31 Oct KC NWSL women’s soccer: new team name is Kansas City Current
Kansas City’s women’s professional soccer team has a new permanent name: the Kansas City Current.
The first-year National Women’s Soccer League franchise played its inaugural season, which concluded Saturday night at Legends Field in Kansas City, Kan., under a generic and temporary moniker: “KC NWSL.”
Its search for a long-term identity officially ended Saturday, when the new name and revised crest logo — still utilizing a teal-and-red color scheme — were unveiled during halftime of the game against the OL Reign.
“’The Current’ is so powerful,” co-owner Angie Long said. “Both current in the water and the current of energy and motion. We’re super-excited about the name.”
The team collaborated with Willougby Design, a local woman-owned firm, for its interim and permanent branding. The Longs said Current fits on multiple levels, including the fact that the Missouri River courses through Kansas City.
Long and her ownership partners, including her husband, Chris, and Brittany Matthews, liked the idea of aligning their brand with the power of a river that appears calm on its surface but is fiercely intense below.
They also see Current as something for which the organization stands. The franchise was conceived as a team for everyone, not just a small cross-section of the community, and seeks to be forward-thinking — the re-branding announcement comes at the end of a week in which ownership announced its intent to build a new $70 million stadium along the Berkley Park riverfront.
“The opportunity for us with this name was to certainly recognize the wonderful history of Kansas City,” Chris Long said. “But even more importantly, acknowledge where the city is going and the power with which it’s going in that direction.”
Internally, the Longs said, picking the name “Current” was a mid-summer decision. The club conducted two surveys among its founding members — inaugural season-ticket holders — as well as a third during the first home match of the season in April. Dozens of meetings with local business and civic leaders also fed into the decision-making process, the Longs said.
The Current emerged as one of several final candidates; others included Fountain City KC and Kansas City Majesty. Fountain City KC, or FCKC, was eventually scrapped because the new organization didn’t want to connect too directly with the former NWSL team in town, FC Kansas City, which also went by FCKC.

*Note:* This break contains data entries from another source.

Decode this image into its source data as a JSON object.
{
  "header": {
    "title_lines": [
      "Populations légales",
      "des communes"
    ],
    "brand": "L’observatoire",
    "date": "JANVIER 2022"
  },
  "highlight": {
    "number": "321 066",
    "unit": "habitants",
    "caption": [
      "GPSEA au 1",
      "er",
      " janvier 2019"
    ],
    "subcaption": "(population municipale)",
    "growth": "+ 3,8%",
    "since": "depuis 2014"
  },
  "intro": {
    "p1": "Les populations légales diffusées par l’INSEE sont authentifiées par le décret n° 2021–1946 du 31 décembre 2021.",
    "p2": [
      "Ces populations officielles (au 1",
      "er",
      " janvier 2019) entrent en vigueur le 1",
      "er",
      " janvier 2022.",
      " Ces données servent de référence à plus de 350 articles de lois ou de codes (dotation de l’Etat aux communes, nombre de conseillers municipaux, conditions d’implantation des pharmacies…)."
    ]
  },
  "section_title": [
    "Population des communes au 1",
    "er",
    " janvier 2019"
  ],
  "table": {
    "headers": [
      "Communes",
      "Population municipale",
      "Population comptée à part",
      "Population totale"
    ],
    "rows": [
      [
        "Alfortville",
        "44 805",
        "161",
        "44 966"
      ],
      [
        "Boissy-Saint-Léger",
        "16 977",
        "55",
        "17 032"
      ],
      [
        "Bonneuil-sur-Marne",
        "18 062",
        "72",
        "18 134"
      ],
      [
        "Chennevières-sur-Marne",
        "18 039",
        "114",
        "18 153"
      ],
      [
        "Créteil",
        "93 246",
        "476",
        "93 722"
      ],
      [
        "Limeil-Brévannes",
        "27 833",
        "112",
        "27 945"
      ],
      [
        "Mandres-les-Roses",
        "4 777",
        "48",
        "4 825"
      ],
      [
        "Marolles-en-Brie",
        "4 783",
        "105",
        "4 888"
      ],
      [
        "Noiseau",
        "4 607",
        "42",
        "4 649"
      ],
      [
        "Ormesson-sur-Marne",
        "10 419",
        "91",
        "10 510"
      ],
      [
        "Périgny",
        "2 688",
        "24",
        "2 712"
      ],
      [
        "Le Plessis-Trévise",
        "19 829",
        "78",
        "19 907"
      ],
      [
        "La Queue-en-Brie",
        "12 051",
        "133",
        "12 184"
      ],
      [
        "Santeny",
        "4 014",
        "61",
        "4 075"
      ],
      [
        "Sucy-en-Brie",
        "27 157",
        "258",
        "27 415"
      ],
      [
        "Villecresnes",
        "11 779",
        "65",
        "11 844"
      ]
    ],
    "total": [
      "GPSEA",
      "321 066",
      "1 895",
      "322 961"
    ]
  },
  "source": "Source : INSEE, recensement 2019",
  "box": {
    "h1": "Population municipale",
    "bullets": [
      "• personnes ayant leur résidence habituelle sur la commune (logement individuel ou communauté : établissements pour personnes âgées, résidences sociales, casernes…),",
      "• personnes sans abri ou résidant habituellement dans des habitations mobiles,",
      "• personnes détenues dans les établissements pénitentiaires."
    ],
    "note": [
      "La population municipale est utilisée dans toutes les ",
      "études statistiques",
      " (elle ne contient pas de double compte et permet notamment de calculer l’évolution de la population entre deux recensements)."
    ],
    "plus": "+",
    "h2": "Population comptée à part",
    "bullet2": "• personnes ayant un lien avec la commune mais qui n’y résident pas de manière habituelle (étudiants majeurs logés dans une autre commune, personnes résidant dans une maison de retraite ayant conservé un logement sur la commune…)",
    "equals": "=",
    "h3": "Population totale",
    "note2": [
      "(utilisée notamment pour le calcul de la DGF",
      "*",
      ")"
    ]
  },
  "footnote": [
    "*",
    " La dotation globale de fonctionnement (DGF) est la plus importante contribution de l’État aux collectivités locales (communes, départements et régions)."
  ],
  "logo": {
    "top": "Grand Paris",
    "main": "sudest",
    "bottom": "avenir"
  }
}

Names hinting at royalty, as used by other local teams (the Royals and Monarchs, for instance, and also arguably the Chiefs) fell by the wayside, as well. The Longs said they wanted their team to “earn its name,” not be handed one.
The river connection would seem to work well here for another reason: The club’s new stadium and $15 million training facility in Riverside will both be built along the waterfront.
“It all came together so well,” Chris Long said. “And the facilities solidified it as, ‘Oh, yes.’ All the feedback we’ve gotten is that this name is the correct one for us.”
With the new name comes a new logo that departs from the circular teal mark the team used this season. The new logo takes on a more traditional “shield” shape that’s utilized by many soccer teams worldwide. A vertical “KC” at its center, on what the team terms a “heartland red” stripe, makes it “unmistakably Kansas City,” the Longs said.
Behind the vertical stripe are three streams of a current — representing fierce ambition, the players’ power and Kansas City pride, according to team officials. Those currents “flow” from the bottom-left of the logo to its top-right. The current also breaks through the boundaries of the logo to represent the notion that the team has been, and will be, breaking boundaries of its own.
“The combination of the heartland red, the teal and then the storm blue, it’s like a trifecta — it’s so perfect,” Chris Long said.
Two white stars, representing Missouri and Kansas, remain in the new logo. If the organization wins a championship, a new star would be added outside the crest along the logo’s top edge.
A partnership with KC’s Boulevard Brewing was also announced at halftime Saturday. Club and brewery are bringing to market a limited-time pilsner called Teal Rising.
Before storing their new uniforms for the winter, KC’s players got to show them off a bit. They played in their new jerseys for the final 45 minutes of Saturday night’s game against the OL Reign.
It was a fitting finish … and a new beginning.
“I think the process we went through to get to this point was the right process,” Chris Long said. “Engaging fans, players, community, and I think that we’ve captured the identity of not only what we’re building, but the community that we’ve operated in, as well.”